この日はもうチェックどころではありません。
十数人もの職人さん達が応援できてくれています。
只只、安全に作業が終わるように祈るだけです。
とはいうものの要点だけは押えておきましょう。


着工~上棟,棟上げ 確認すべきところは、土台を敷く時です

最も確認するべきところは、基礎と土台のズレがないか、アンカーボルトはきちんと土台のセンター
にきているか、どちらも許容範囲内のズレ(10~15mm)であれば問題ありません。
(土台がずれているということは、基礎が悪い可能性が高いのです。ずれが明らかにひどい場合は基礎をやり直しさせることもあります)
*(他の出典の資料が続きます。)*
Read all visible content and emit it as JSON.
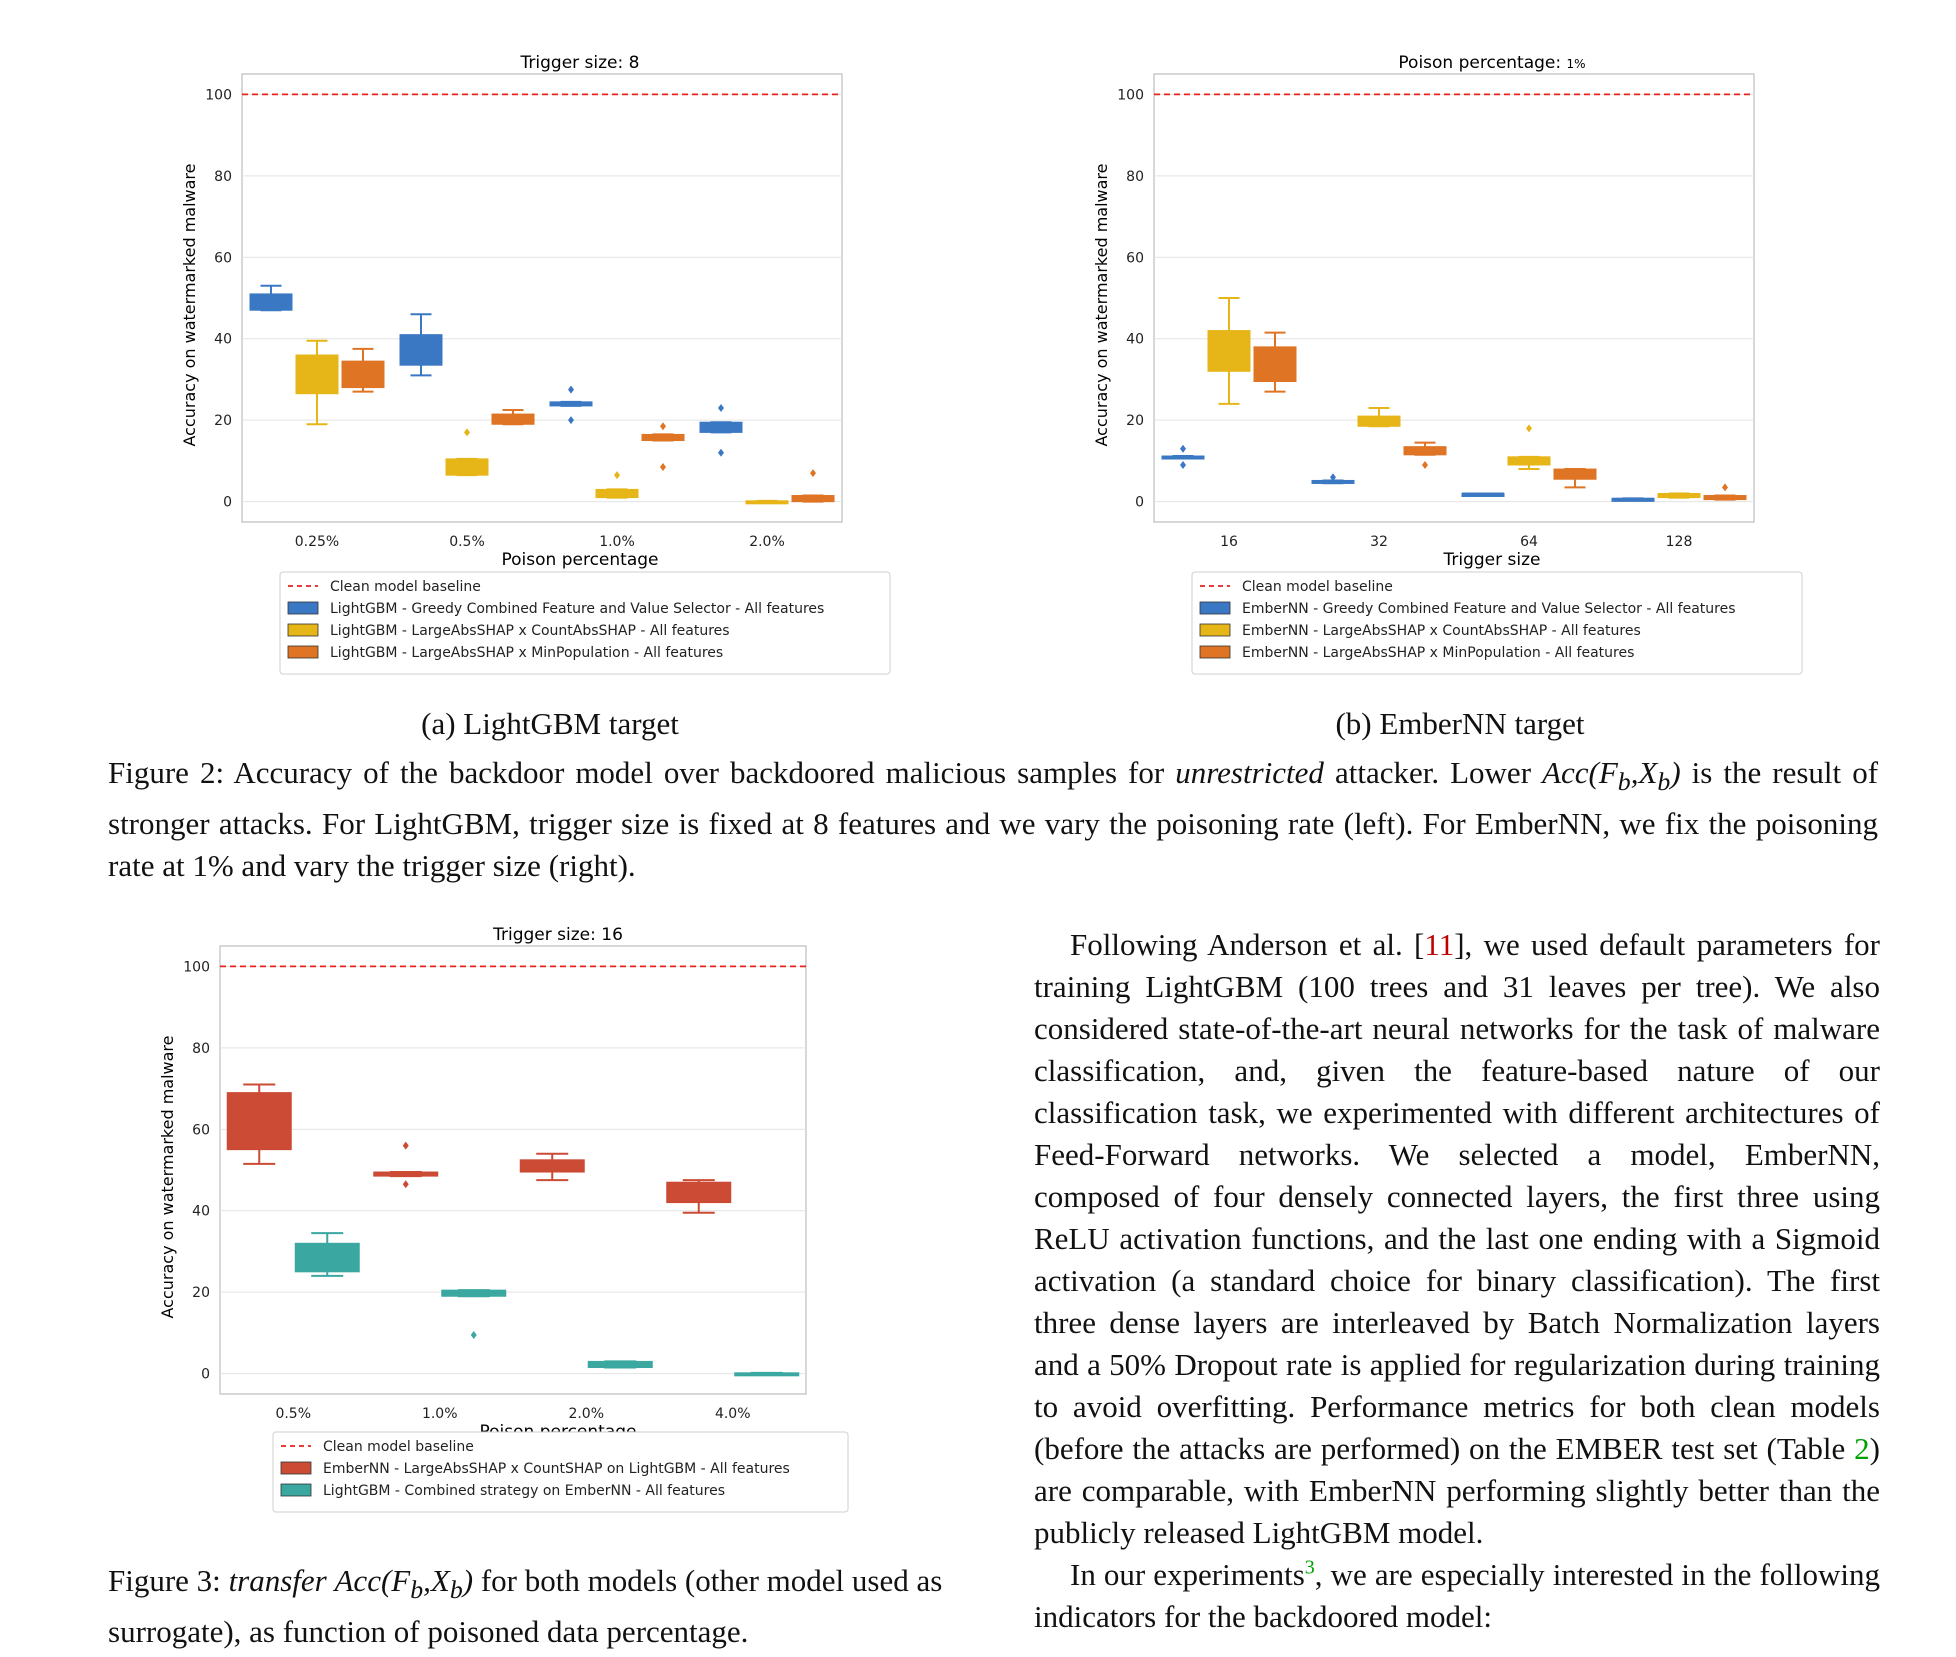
{
  "charts": [
    {
      "title_prefix": "Trigger size: ",
      "title_value": "8",
      "xlabel": "Poison percentage",
      "ylabel": "Accuracy on watermarked malware",
      "yticks": [
        "0",
        "20",
        "40",
        "60",
        "80",
        "100"
      ],
      "categories": [
        "0.25%",
        "0.5%",
        "1.0%",
        "2.0%"
      ],
      "legend": [
        {
          "label": "Clean model baseline",
          "kind": "line",
          "color": "#e8221c"
        },
        {
          "label": "LightGBM - Greedy Combined Feature and Value Selector - All features",
          "kind": "box",
          "color": "#3b78c3"
        },
        {
          "label": "LightGBM - LargeAbsSHAP x CountAbsSHAP - All features",
          "kind": "box",
          "color": "#e6b517"
        },
        {
          "label": "LightGBM - LargeAbsSHAP x MinPopulation - All features",
          "kind": "box",
          "color": "#de7424"
        }
      ]
    },
    {
      "title_prefix": "Poison percentage: ",
      "title_value": "1%",
      "xlabel": "Trigger size",
      "ylabel": "Accuracy on watermarked malware",
      "yticks": [
        "0",
        "20",
        "40",
        "60",
        "80",
        "100"
      ],
      "categories": [
        "16",
        "32",
        "64",
        "128"
      ],
      "legend": [
        {
          "label": "Clean model baseline",
          "kind": "line",
          "color": "#e8221c"
        },
        {
          "label": "EmberNN - Greedy Combined Feature and Value Selector - All features",
          "kind": "box",
          "color": "#3b78c3"
        },
        {
          "label": "EmberNN - LargeAbsSHAP x CountAbsSHAP - All features",
          "kind": "box",
          "color": "#e6b517"
        },
        {
          "label": "EmberNN - LargeAbsSHAP x MinPopulation - All features",
          "kind": "box",
          "color": "#de7424"
        }
      ]
    },
    {
      "title_prefix": "Trigger size: ",
      "title_value": "16",
      "xlabel": "Poison percentage",
      "ylabel": "Accuracy on watermarked malware",
      "yticks": [
        "0",
        "20",
        "40",
        "60",
        "80",
        "100"
      ],
      "categories": [
        "0.5%",
        "1.0%",
        "2.0%",
        "4.0%"
      ],
      "legend": [
        {
          "label": "Clean model baseline",
          "kind": "line",
          "color": "#e8221c"
        },
        {
          "label": "EmberNN - LargeAbsSHAP x CountSHAP on LightGBM - All features",
          "kind": "box",
          "color": "#cc4b35"
        },
        {
          "label": "LightGBM - Combined strategy on EmberNN - All features",
          "kind": "box",
          "color": "#3aa8a0"
        }
      ]
    }
  ],
  "chart_data": [
    {
      "type": "box",
      "title": "Trigger size: 8",
      "xlabel": "Poison percentage",
      "ylabel": "Accuracy on watermarked malware",
      "ylim": [
        -5,
        105
      ],
      "baseline": 100,
      "categories": [
        "0.25%",
        "0.5%",
        "1.0%",
        "2.0%"
      ],
      "series": [
        {
          "name": "LightGBM - Greedy Combined Feature and Value Selector - All features",
          "color": "#3b78c3",
          "boxes": [
            {
              "min": 47,
              "q1": 47,
              "median": 48,
              "q3": 51,
              "max": 53,
              "outliers": []
            },
            {
              "min": 31,
              "q1": 33.5,
              "median": 36,
              "q3": 41,
              "max": 46,
              "outliers": []
            },
            {
              "min": 23.5,
              "q1": 23.5,
              "median": 24,
              "q3": 24.5,
              "max": 24.5,
              "outliers": [
                27.5,
                20
              ]
            },
            {
              "min": 17,
              "q1": 17,
              "median": 18,
              "q3": 19.5,
              "max": 19.5,
              "outliers": [
                23,
                12
              ]
            }
          ]
        },
        {
          "name": "LightGBM - LargeAbsSHAP x CountAbsSHAP - All features",
          "color": "#e6b517",
          "boxes": [
            {
              "min": 19,
              "q1": 26.5,
              "median": 30,
              "q3": 36,
              "max": 39.5,
              "outliers": []
            },
            {
              "min": 6.5,
              "q1": 6.5,
              "median": 9,
              "q3": 10.5,
              "max": 10.5,
              "outliers": [
                17
              ]
            },
            {
              "min": 1,
              "q1": 1,
              "median": 2,
              "q3": 3,
              "max": 3,
              "outliers": [
                6.5
              ]
            },
            {
              "min": 0,
              "q1": 0,
              "median": 0,
              "q3": 0.2,
              "max": 0.2,
              "outliers": []
            }
          ]
        },
        {
          "name": "LightGBM - LargeAbsSHAP x MinPopulation - All features",
          "color": "#de7424",
          "boxes": [
            {
              "min": 27,
              "q1": 28,
              "median": 31,
              "q3": 34.5,
              "max": 37.5,
              "outliers": []
            },
            {
              "min": 19,
              "q1": 19,
              "median": 21,
              "q3": 21.5,
              "max": 22.5,
              "outliers": []
            },
            {
              "min": 15,
              "q1": 15,
              "median": 16,
              "q3": 16.5,
              "max": 16.5,
              "outliers": [
                18.5,
                8.5
              ]
            },
            {
              "min": 0,
              "q1": 0,
              "median": 1,
              "q3": 1.5,
              "max": 1.5,
              "outliers": [
                7
              ]
            }
          ]
        }
      ]
    },
    {
      "type": "box",
      "title": "Poison percentage: 1%",
      "xlabel": "Trigger size",
      "ylabel": "Accuracy on watermarked malware",
      "ylim": [
        -5,
        105
      ],
      "baseline": 100,
      "categories": [
        "16",
        "32",
        "64",
        "128"
      ],
      "series": [
        {
          "name": "EmberNN - Greedy Combined Feature and Value Selector - All features",
          "color": "#3b78c3",
          "boxes": [
            {
              "min": 11,
              "q1": 11,
              "median": 11,
              "q3": 11.2,
              "max": 11.2,
              "outliers": [
                13,
                9
              ]
            },
            {
              "min": 4.5,
              "q1": 4.5,
              "median": 5,
              "q3": 5.2,
              "max": 5.2,
              "outliers": [
                6
              ]
            },
            {
              "min": 1.8,
              "q1": 1.8,
              "median": 2,
              "q3": 2,
              "max": 2,
              "outliers": []
            },
            {
              "min": 0.5,
              "q1": 0.5,
              "median": 0.7,
              "q3": 0.8,
              "max": 0.8,
              "outliers": []
            }
          ]
        },
        {
          "name": "EmberNN - LargeAbsSHAP x CountAbsSHAP - All features",
          "color": "#e6b517",
          "boxes": [
            {
              "min": 24,
              "q1": 32,
              "median": 37,
              "q3": 42,
              "max": 50,
              "outliers": []
            },
            {
              "min": 18.5,
              "q1": 18.5,
              "median": 20,
              "q3": 21,
              "max": 23,
              "outliers": []
            },
            {
              "min": 8,
              "q1": 9,
              "median": 10,
              "q3": 11,
              "max": 11,
              "outliers": [
                18
              ]
            },
            {
              "min": 1,
              "q1": 1,
              "median": 1.5,
              "q3": 2,
              "max": 2,
              "outliers": []
            }
          ]
        },
        {
          "name": "EmberNN - LargeAbsSHAP x MinPopulation - All features",
          "color": "#de7424",
          "boxes": [
            {
              "min": 27,
              "q1": 29.5,
              "median": 33,
              "q3": 38,
              "max": 41.5,
              "outliers": []
            },
            {
              "min": 11.5,
              "q1": 11.5,
              "median": 12.5,
              "q3": 13.5,
              "max": 14.5,
              "outliers": [
                9
              ]
            },
            {
              "min": 3.5,
              "q1": 5.5,
              "median": 7,
              "q3": 8,
              "max": 8,
              "outliers": []
            },
            {
              "min": 0.5,
              "q1": 0.5,
              "median": 1,
              "q3": 1.5,
              "max": 1.5,
              "outliers": [
                3.5
              ]
            }
          ]
        }
      ]
    },
    {
      "type": "box",
      "title": "Trigger size: 16",
      "xlabel": "Poison percentage",
      "ylabel": "Accuracy on watermarked malware",
      "ylim": [
        -5,
        105
      ],
      "baseline": 100,
      "categories": [
        "0.5%",
        "1.0%",
        "2.0%",
        "4.0%"
      ],
      "series": [
        {
          "name": "EmberNN - LargeAbsSHAP x CountSHAP on LightGBM - All features",
          "color": "#cc4b35",
          "boxes": [
            {
              "min": 51.5,
              "q1": 55,
              "median": 62,
              "q3": 69,
              "max": 71,
              "outliers": []
            },
            {
              "min": 48.5,
              "q1": 48.5,
              "median": 49,
              "q3": 49.5,
              "max": 49.5,
              "outliers": [
                56,
                46.5
              ]
            },
            {
              "min": 47.5,
              "q1": 49.5,
              "median": 51,
              "q3": 52.5,
              "max": 54,
              "outliers": []
            },
            {
              "min": 39.5,
              "q1": 42,
              "median": 44,
              "q3": 47,
              "max": 47.5,
              "outliers": []
            }
          ]
        },
        {
          "name": "LightGBM - Combined strategy on EmberNN - All features",
          "color": "#3aa8a0",
          "boxes": [
            {
              "min": 24,
              "q1": 25,
              "median": 28,
              "q3": 32,
              "max": 34.5,
              "outliers": []
            },
            {
              "min": 19,
              "q1": 19,
              "median": 19.5,
              "q3": 20.5,
              "max": 20.5,
              "outliers": [
                9.5
              ]
            },
            {
              "min": 1.5,
              "q1": 1.5,
              "median": 2,
              "q3": 3,
              "max": 3,
              "outliers": []
            },
            {
              "min": 0,
              "q1": 0,
              "median": 0,
              "q3": 0.2,
              "max": 0.2,
              "outliers": []
            }
          ]
        }
      ]
    }
  ],
  "subcaptions": {
    "a": "(a) LightGBM target",
    "b": "(b) EmberNN target"
  },
  "figure2": {
    "lead": "Figure 2: Accuracy of the backdoor model over backdoored malicious samples for ",
    "emph": "unrestricted",
    "mid": " attacker. Lower ",
    "math": "Acc(F",
    "sub1": "b",
    "comma": ",X",
    "sub2": "b",
    "close": ")",
    "rest": " is the result of stronger attacks. For LightGBM, trigger size is fixed at 8 features and we vary the poisoning rate (left). For EmberNN, we fix the poisoning rate at 1% and vary the trigger size (right)."
  },
  "figure3": {
    "lead": "Figure 3: ",
    "emph": "transfer",
    "math": "Acc(F",
    "sub1": "b",
    "comma": ",X",
    "sub2": "b",
    "close": ")",
    "rest": " for both models (other model used as surrogate), as function of poisoned data percentage."
  },
  "body": {
    "p1_a": "Following Anderson et al. [",
    "p1_ref": "11",
    "p1_b": "], we used default parameters for training LightGBM (100 trees and 31 leaves per tree). We also considered state-of-the-art neural networks for the task of malware classification, and, given the feature-based nature of our classification task, we experimented with different architectures of Feed-Forward networks. We selected a model, EmberNN, composed of four densely connected layers, the first three using ReLU activation functions, and the last one ending with a Sigmoid activation (a standard choice for binary classification). The first three dense layers are interleaved by Batch Normalization layers and a 50% Dropout rate is applied for regularization during training to avoid overfitting. Performance metrics for both clean models (before the attacks are performed) on the EMBER test set (Table ",
    "p1_ref2": "2",
    "p1_c": ") are comparable, with EmberNN performing slightly better than the publicly released LightGBM model.",
    "p2_a": "In our experiments",
    "p2_sup": "3",
    "p2_b": ", we are especially interested in the following indicators for the backdoored model:"
  }
}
又、土台を敷く前に、土台の底部に防腐・防蟻処理をきちんとやったかもチェックしてください。
けっこう忘れてることがあります。
ですから、上棟よりも土台を敷いているところを見てチェックすることが大切です。
柱を立て始めると(パネル等を組み始めると)もしもの時にやり直しがしにくくなります。
それでもやらなければいけない場合もありますが・・・。

できれば土台敷きは、前日にやってもらって、その時確認するほうがよいでしょうね。
万が一やり直すことになれば、当日では間に合わなくなるので、上棟延期にもなりかねませんから。
土台のチェックがOKなら、上棟そのものは、ほとんど問題ないことが多いです。(木造もプレカットですからね)
多少の間違いなどはあるものですが、あまり神経質にならずに、監督と棟梁にある程度任せてこの日は楽しく過ごしましょう。
チェックをするにも、ちゃんとメリハリを付けてやらなければだめです。
基礎だけのとき、あんなに小さいと感じていたものが全体の形が判ってきて、逆に大きさに驚くかもしれません。


着工~上棟,棟上げ

上棟式で用意するもの

・お神酒(地鎮祭でお供えしたお酒)
・お米(1キロ)
・塩(1袋)

上棟式は地方や地域によって全く程度が違います。
近所の子供達を集めてお餅を撒き神主さんを呼んで祝詞をあげてもらい、夜中まで大宴会をする地域もありますが、
最近の都市部での傾向としては、式というほどのことはなく職人さんたちに昼食を振舞う程度のことが多いようです。

その場合でも、棟梁か監督と一緒に、建物の四隅に塩とお米を盛り、お神酒をかけて清めます。(宗教上の問題があります)
通常、簡略な上棟式の場合は、お酒はご法度です。
昼食の後も屋根仕舞いが終わるまで(屋根の防水シートを敷き終わるまで)仕事を続けます。
それから、仕事が終われば普段と変わりなく車を運転して帰ります。
業者もそのつもりですので、暑くてもビールなど出してはいけません。
事故があれば、振舞った側にも責任がかかります。監督にも確認しておいてください。

大工さんへのご祝儀も昔は必ず出していたのでしょうが、ハウスメーカーでは禁止しているところも多く、
一般工務店でも断られるところが多いと思います。
大工の棟梁に頼んだ場合は、本人に聞いてください。